Let’s consider several approaches, starting with the simplest and fastest and ending with the most effective but slowest ones.

Mark and Sweep

This is the easiest garbage search and deletion algorithm. It works only in a situation where the memory contains garbage; if it is only filled with live objects, Mark and Sweep doesn’t do anything.

The main drawback of Mark and Sweep is that it fragments memory. As a result, it can clear a lot of space, but still, a new large object can’t be stored in RAM.

Mark-Sweep-Compact

The Mark-Sweep-Compact algorithm has that very necessary defragmentation function. After clearing, it shifts all the remaining objects and creates a single chunk of free memory space.

In terms of the result, Mark-Sweep-Compact is optimal. However, the process of shifting objects is rather resource-consuming; besides, Mark-Sweep-Compact needs to go through the memory two to three times, which takes a lot of extra time.

SemiSpace

SemiSpace (copying collector) speeds up the process of clearing and defragmenting somewhat. SemiSpace finds live objects, copies them to space allocated in advance, and deletes the rest.

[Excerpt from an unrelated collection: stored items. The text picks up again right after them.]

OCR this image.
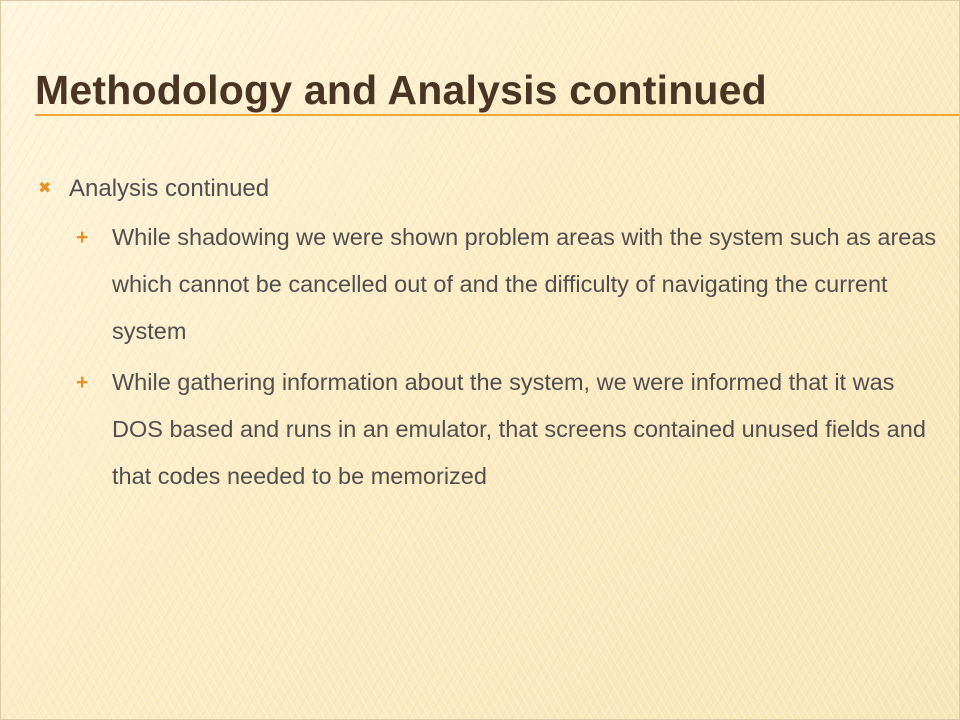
Methodology and Analysis continued
✖ Analysis continued
+ While shadowing we were shown problem areas with the system such as areas which cannot be cancelled out of and the difficulty of navigating the current system
+ While gathering information about the system, we were informed that it was DOS based and runs in an emulator, that screens contained unused fields and that codes needed to be memorized
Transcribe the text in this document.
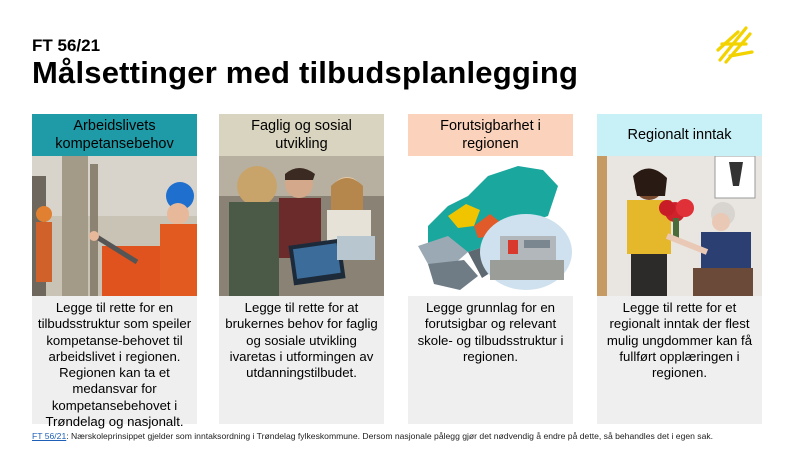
FT 56/21
Målsettinger med tilbudsplanlegging
Arbeidslivets kompetansebehov
Legge til rette for en tilbudsstruktur som speiler kompetanse-behovet til arbeidslivet i regionen. Regionen kan ta et medansvar for kompetansebehovet i Trøndelag og nasjonalt.
Faglig og sosial utvikling
Legge til rette for at brukernes behov for faglig og sosiale utvikling ivaretas i utformingen av utdanningstilbudet.
Forutsigbarhet i regionen
Legge grunnlag for en forutsigbar og relevant skole- og tilbudsstruktur i regionen.
Regionalt inntak
Legge til rette for et regionalt inntak der flest mulig ungdommer kan få fullført opplæringen i regionen.
FT 56/21: Nærskoleprinsippet gjelder som inntaksordning i Trøndelag fylkeskommune. Dersom nasjonale pålegg gjør det nødvendig å endre på dette, så behandles det i egen sak.
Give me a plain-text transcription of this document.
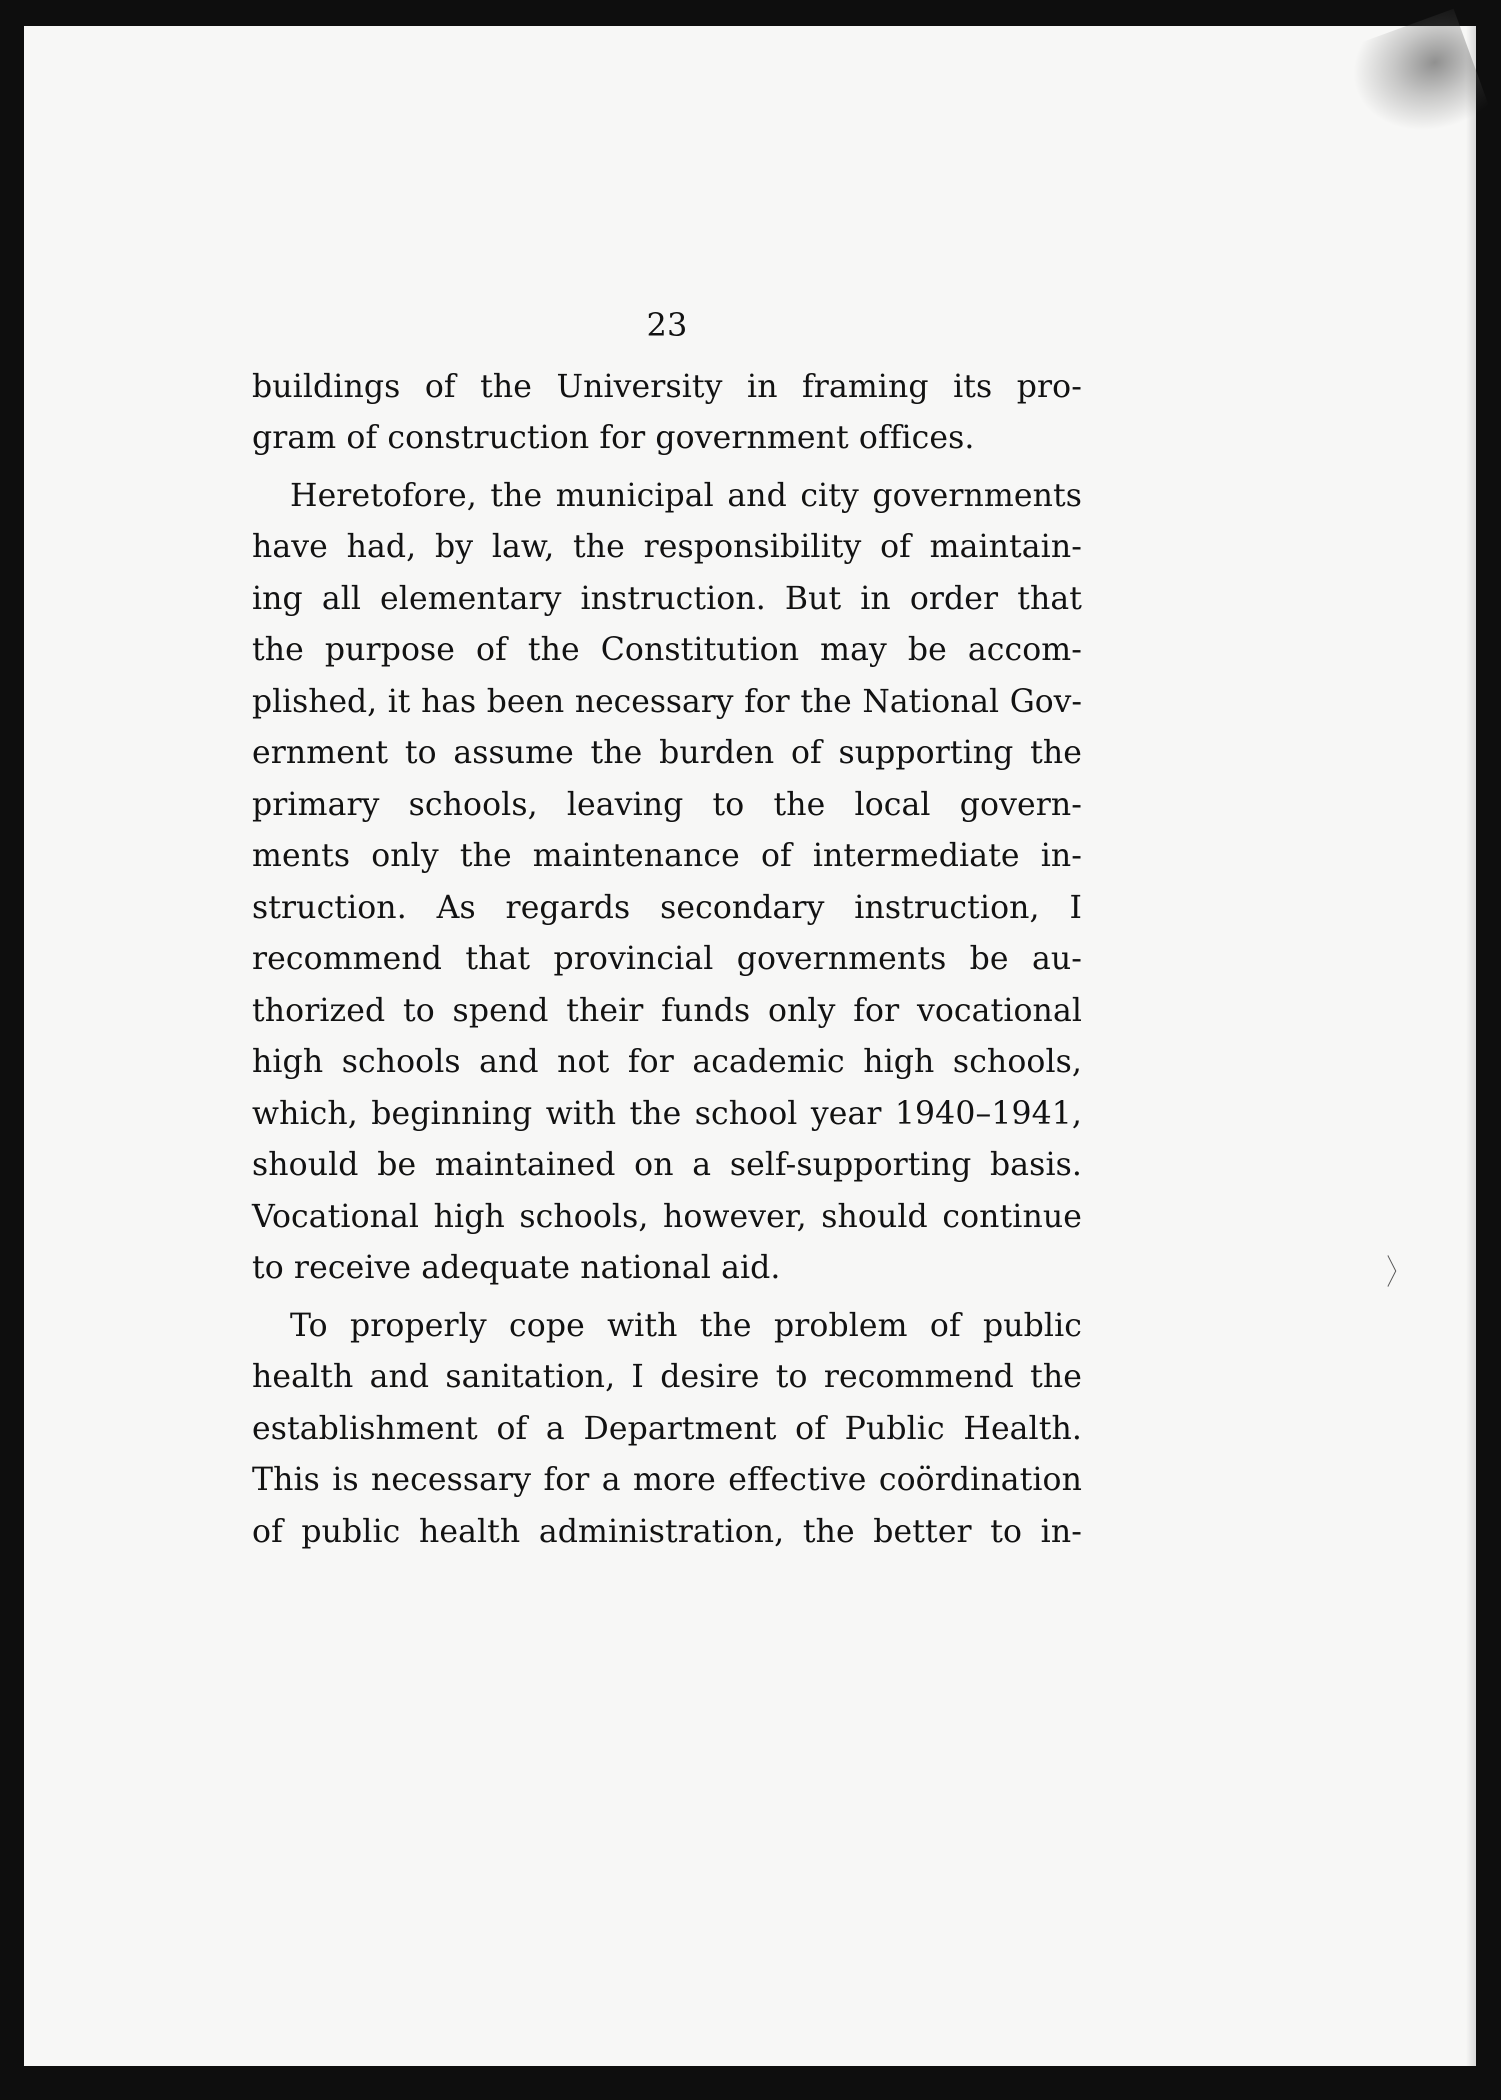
〉
23
buildings of the University in framing its pro-
gram of construction for government offices.
Heretofore, the municipal and city governments
have had, by law, the responsibility of maintain-
ing all elementary instruction. But in order that
the purpose of the Constitution may be accom-
plished, it has been necessary for the National Gov-
ernment to assume the burden of supporting the
primary schools, leaving to the local govern-
ments only the maintenance of intermediate in-
struction. As regards secondary instruction, I
recommend that provincial governments be au-
thorized to spend their funds only for vocational
high schools and not for academic high schools,
which, beginning with the school year 1940–1941,
should be maintained on a self-supporting basis.
Vocational high schools, however, should continue
to receive adequate national aid.
To properly cope with the problem of public
health and sanitation, I desire to recommend the
establishment of a Department of Public Health.
This is necessary for a more effective coördination
of public health administration, the better to in-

This algorithm is simpler and faster than Mark-Sweep-Compact but requires additional space for copying live objects. Additionally, the process of copying is also resource-consuming.

The weak generational hypothesis

According to the generational hypothesis, young objects are more likely to die than older ones. A newly created object is more likely to become garbage. That’s why it is rational for a garbage collector to check such objects more often.

Let’s consider the generational approach using the Java garbage collection algorithm. It works as follows:

  1. All memory is divided into young and old generations.
  2. The young generation is divided into the following slots: Eden, Survivor Space 1 and 2 (S0 and S1).
  3. All new objects go into Eden.
  4. During each check, the algorithm transfers live objects from Eden and one of the S-slots to the other S-slot and then clears the checked slots fully.
  5. The algorithm checks S-slots one after another: if during the previous check Eden and S0 slots were checked, and live objects were copied to S1, during the next check, Eden and S1 will be checked, and live objects will be copied to S0.
  6. Objects that can live long enough are moving to the old generation. During this time, they manage to go through many checks and will continue to remain alive with a high degree of probability.

A similar principle is applied when running the Orinoco GC garbage collector in the V8 JS engine.

Orinoco GC

Orinoco GC segments memory and moves objects depending on their age too, but this algorithm has its nuances:

  1. The memory is divided into young and old, but the young memory includes only two slots: Nursery and Intermediate.
  2. A memory check is carried out in several threads at once. When moving a live object from Nursery to Intermediate, the stream leaves a forward pointer. This is done so that another thread that comes to the same object, but along a different chain of references, does not try to move it again.

The Orinoco GC algorithm works as follows:

  1. All new objects go to Nursery, and then, after checking the Scavenger, the surviving ones move to Intermediate; the rest are deleted.
  2. After compacting the memory and passing the next Scavenger check, live objects go to the old memory.
  3. The old memory is checked less often; the check is carried out by the main GC.

Two garbage collectors work in Orinoco: a secondary one (Scavenger), which checks the young memory, and the main one, which checks the entire array. The Compact phase is optional, and it is used at the prerogative of the main collector. Since moving objects remains a resource-consuming process, in order to minimize such actions, Orinoco uses free lists. These are lists of free space in memory, which allow defining a suitable free space for a new object. In cases where the memory is too fragmented and there is no suitable place for the object, the algorithm enters the Compact phase.

JS developers don’t have access to the GC; it is an implementation detail. Although JS cannot call the collector directly, V8 provides access to the environment, which the engine is embedded into. GC can set tasks that the environment performs in its free time.